# PKCS#12

PKCS#12 is also known as PFX, especially in Windows environments. Common file endings are therefore .pfx and .p12. It contains X.509 certificates and almost always corresponding private keys, although that is actually not technically enforced.

Data in a PKCS#12 file is usually encrypted to passwords. Often, only the private key is encrypted, so you could extract the certificates without knowing the passwords if your application allows it (most of them do not). While PKCS#12 is the most common way in Windows environments to store a certificate and its private key in a file. In Linux environments, PEM-encoded PKCS#8 files are more common.

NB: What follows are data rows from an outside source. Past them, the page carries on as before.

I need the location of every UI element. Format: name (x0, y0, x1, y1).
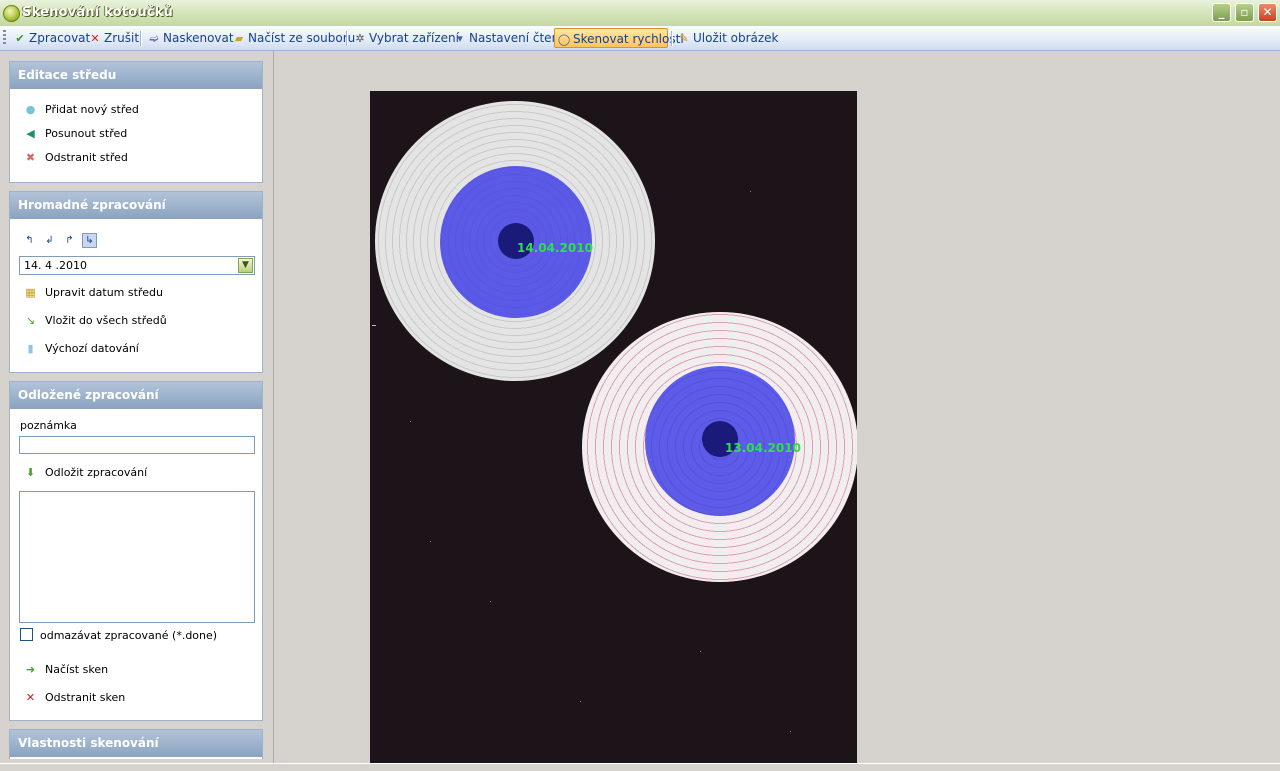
folder-icon: ▰ (234, 32, 244, 45)
save-image-button[interactable]: ✎ Uložit obrázek (675, 28, 778, 48)
arrow-down-right-icon[interactable]: ↳ (82, 233, 97, 248)
remove-center-link[interactable]: ✖ Odstranit střed (24, 149, 128, 167)
cross-icon: ✕ (25, 691, 36, 704)
save-icon: ✎ (679, 32, 689, 45)
disc-2-date: 13.04.2010 (725, 441, 801, 455)
panel-scan-properties: Vlastnosti skenování (9, 729, 263, 759)
settings-icon: ▾ (457, 32, 463, 45)
defer-processing-link[interactable]: ⬇ Odložit zpracování (24, 464, 147, 482)
device-icon: ✲ (355, 32, 365, 45)
disc-icon: ◯ (557, 33, 571, 46)
calendar-icon: ▦ (25, 286, 36, 299)
delete-done-option[interactable]: odmazávat zpracované (*.done) (20, 627, 217, 645)
scan-view[interactable]: 14.04.2010 13.04.2010 (274, 51, 1280, 763)
panel-deferred-processing: Odložené zpracování poznámka ⬇ Odložit zp… (9, 381, 263, 721)
add-center-link[interactable]: ● Přidat nový střed (24, 101, 139, 119)
date-arrow-group: ↰ ↲ ↱ ↳ (22, 233, 112, 249)
insert-arrow-icon: ↘ (25, 314, 36, 327)
cross-icon: ✕ (90, 32, 100, 45)
arrow-up-left-icon[interactable]: ↰ (22, 233, 37, 248)
remove-center-icon: ✖ (25, 151, 36, 164)
toolbar-separator (140, 31, 142, 46)
date-picker[interactable]: 14. 4 .2010 ▼ (19, 256, 255, 275)
toolbar: ✔ Zpracovat ✕ Zrušit ➫ Naskenovat ▰ Načíst z… (0, 26, 1280, 51)
panel-title[interactable]: Hromadné zpracování (10, 192, 262, 219)
note-input[interactable] (19, 436, 255, 454)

Because the standard provides many options how to store certificates and private keys in nested "safebags", PKCS#12 files have some compatibility problems, like:

* Windows is renowned for associating private keys in PKCS#12 with all certificates extracted from the file, not just the one it is meant for. If the PKCS#12 contains a certificate chain, Windows might display that it has the private key for the CA certificate.
* On MacOS, you cannot import PKCS#12 files if the cryptographic algorithms are too new.
* It might be necessary to encrypt the certificates in a PKCS#12 file in order for receiving applications to extract them. But some only support only very old and weak algorithms, which is usually not a problem, since the information is public anyway. But OpenSSL 3.x does not support these old and vulnerable algorithms and refuses to open the PKCS#12.